During the first half, commercial bankruptcy filings soared 29% to
19,470. Among the various filing categories:
Chapter 11 filings (company
“restructures” its debt at the expense of stockholders and unsecured creditors
by shifting ownership to creditors, but continues to operate) soared 36% to 499
in June and 25% in the first half to 3,220.
Chapter 7 filings (company
throws in the towel and “liquidates” by selling its assets and distributing the
proceeds to creditors) jumped 28% in June to 1,909, and 25% in the first
half to 11,211.
Like so many things,
bankruptcy is a seasonal business – and one of the few truly booming businesses
in the US at the moment. While stockholders and some creditors pay the price,
lawyers and many others on the inside track, including hedge funds and private
equity firms that are able to pick up assets for cents on the dollar, have a
lot to gain. And if a company emerges with a more manageable debt load, it too
might eventually prosper, though multiple bankruptcies are not uncommon.
Commercial bankruptcy filings
reach their annual peaks in March or April, and this year is no different.
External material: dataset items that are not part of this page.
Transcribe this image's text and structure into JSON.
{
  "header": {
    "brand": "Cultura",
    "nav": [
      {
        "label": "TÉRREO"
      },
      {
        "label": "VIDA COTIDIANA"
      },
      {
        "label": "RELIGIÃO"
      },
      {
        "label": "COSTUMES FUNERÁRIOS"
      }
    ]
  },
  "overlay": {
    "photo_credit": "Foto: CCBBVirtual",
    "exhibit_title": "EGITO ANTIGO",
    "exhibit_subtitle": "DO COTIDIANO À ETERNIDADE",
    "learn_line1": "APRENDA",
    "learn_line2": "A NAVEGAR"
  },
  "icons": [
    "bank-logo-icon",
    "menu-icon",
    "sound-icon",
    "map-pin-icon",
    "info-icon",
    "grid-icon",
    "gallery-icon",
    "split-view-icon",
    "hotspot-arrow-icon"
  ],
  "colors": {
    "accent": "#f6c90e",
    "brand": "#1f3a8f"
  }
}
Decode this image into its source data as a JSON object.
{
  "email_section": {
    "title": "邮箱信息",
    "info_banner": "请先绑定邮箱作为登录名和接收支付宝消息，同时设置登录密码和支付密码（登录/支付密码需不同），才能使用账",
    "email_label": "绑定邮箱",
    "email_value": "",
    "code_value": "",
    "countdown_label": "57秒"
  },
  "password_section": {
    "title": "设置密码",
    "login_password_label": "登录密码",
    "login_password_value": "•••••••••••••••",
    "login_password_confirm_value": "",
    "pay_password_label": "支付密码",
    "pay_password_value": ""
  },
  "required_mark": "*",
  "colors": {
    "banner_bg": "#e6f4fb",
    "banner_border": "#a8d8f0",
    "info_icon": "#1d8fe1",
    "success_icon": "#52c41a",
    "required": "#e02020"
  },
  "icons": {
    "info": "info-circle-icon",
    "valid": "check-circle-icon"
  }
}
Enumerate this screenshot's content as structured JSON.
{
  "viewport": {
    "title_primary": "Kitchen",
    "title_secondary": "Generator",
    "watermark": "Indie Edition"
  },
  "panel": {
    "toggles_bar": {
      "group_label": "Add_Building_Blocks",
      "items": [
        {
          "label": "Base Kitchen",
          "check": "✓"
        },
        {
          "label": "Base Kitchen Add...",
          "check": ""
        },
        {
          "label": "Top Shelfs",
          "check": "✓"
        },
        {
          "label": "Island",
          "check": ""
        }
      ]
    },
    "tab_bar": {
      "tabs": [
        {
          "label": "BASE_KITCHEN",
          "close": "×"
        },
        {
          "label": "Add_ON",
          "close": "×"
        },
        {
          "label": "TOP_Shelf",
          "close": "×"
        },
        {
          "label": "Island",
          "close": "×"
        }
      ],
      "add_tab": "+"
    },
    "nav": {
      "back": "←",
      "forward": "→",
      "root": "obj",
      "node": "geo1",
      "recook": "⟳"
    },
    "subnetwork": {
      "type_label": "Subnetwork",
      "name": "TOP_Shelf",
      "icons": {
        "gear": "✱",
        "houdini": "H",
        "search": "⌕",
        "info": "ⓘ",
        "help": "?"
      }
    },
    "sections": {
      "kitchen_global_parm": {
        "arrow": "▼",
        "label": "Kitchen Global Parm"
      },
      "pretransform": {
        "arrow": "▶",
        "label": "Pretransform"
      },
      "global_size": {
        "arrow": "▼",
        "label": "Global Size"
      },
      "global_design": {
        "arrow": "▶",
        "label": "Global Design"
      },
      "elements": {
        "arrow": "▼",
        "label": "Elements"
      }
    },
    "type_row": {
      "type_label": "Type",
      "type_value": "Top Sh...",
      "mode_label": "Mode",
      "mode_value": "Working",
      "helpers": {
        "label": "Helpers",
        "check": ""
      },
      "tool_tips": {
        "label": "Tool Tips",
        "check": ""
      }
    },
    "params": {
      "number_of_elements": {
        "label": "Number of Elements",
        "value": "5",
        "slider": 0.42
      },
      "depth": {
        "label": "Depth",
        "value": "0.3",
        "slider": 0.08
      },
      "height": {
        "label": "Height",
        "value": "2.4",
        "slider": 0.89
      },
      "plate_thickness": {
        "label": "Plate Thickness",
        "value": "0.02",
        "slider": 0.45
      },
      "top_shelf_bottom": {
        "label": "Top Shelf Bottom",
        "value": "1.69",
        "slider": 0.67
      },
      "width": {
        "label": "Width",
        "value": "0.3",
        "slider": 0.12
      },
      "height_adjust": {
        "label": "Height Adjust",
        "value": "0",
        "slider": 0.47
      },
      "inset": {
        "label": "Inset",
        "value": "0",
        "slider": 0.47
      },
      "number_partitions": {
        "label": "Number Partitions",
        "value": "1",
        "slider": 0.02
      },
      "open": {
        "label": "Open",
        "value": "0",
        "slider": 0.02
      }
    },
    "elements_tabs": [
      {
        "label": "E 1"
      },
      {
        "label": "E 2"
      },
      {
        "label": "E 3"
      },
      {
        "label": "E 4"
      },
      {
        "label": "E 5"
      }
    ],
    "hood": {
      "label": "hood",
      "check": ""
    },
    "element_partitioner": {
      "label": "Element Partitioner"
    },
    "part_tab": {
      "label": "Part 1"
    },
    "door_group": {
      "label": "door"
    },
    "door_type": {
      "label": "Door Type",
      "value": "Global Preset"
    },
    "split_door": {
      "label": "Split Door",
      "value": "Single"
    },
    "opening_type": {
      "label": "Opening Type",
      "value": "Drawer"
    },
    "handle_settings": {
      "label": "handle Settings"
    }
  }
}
While June filings edged down by 64 from May, the five-year average seasonal
decline for the period, at 275, is over four times higher. And the
seasonal decline in June was the lowest for any June since the Financial
Crisis.
This chart shows the
seasonality and how bankruptcies have fallen since the Financial Crisis, until
they hit the low point in September 2015. In June, the worst June since 2014,
bankruptcy filings were up 49% from September:
Defaults and bankruptcies are
indicators of the “credit cycle.” Easy credit with record low interest rates –
the handiwork of the Fed with QE and ZIRP – has allowed businesses to borrow
beyond their ability to carry this debt as everyone had been drinking the
“escape velocity” Kool-Aid, the notion that growth in the economy would finally
and very soon kick in and reach escape velocity. Year after year, for six years
straight, it failed to kick in.
Hopes are now running into
reality, which is a slowing economy in the US and globally, just when corporate
debt has reached previously unimaginable levels, as this chart of total
commercial and industrial loans at all commercial banks in the US shows:
In October 2008, there were
$1.59 trillion of these commercial and industrial loans outstanding. As of May
2015, there were $2.05 trillion outstanding, a 29% jump from the peak of the
prior craziest credit bubble the world had ever seen to this even crazier
credit bubble. And so, instead of that promised “escape velocity,” the
bankruptcies have started to kick in.
Junk bonds swooned late last
year and early this year as a consequence of billowing credit problems. But if
you bought the crappiest of them on February 10, you’ve made a killing unless
the company defaulted, in which case you got killed. So much money poured into
junk bonds since then that prices soared even for the riskiest near-default
issues. But is that honeymoon already over? Bad breath of reality next?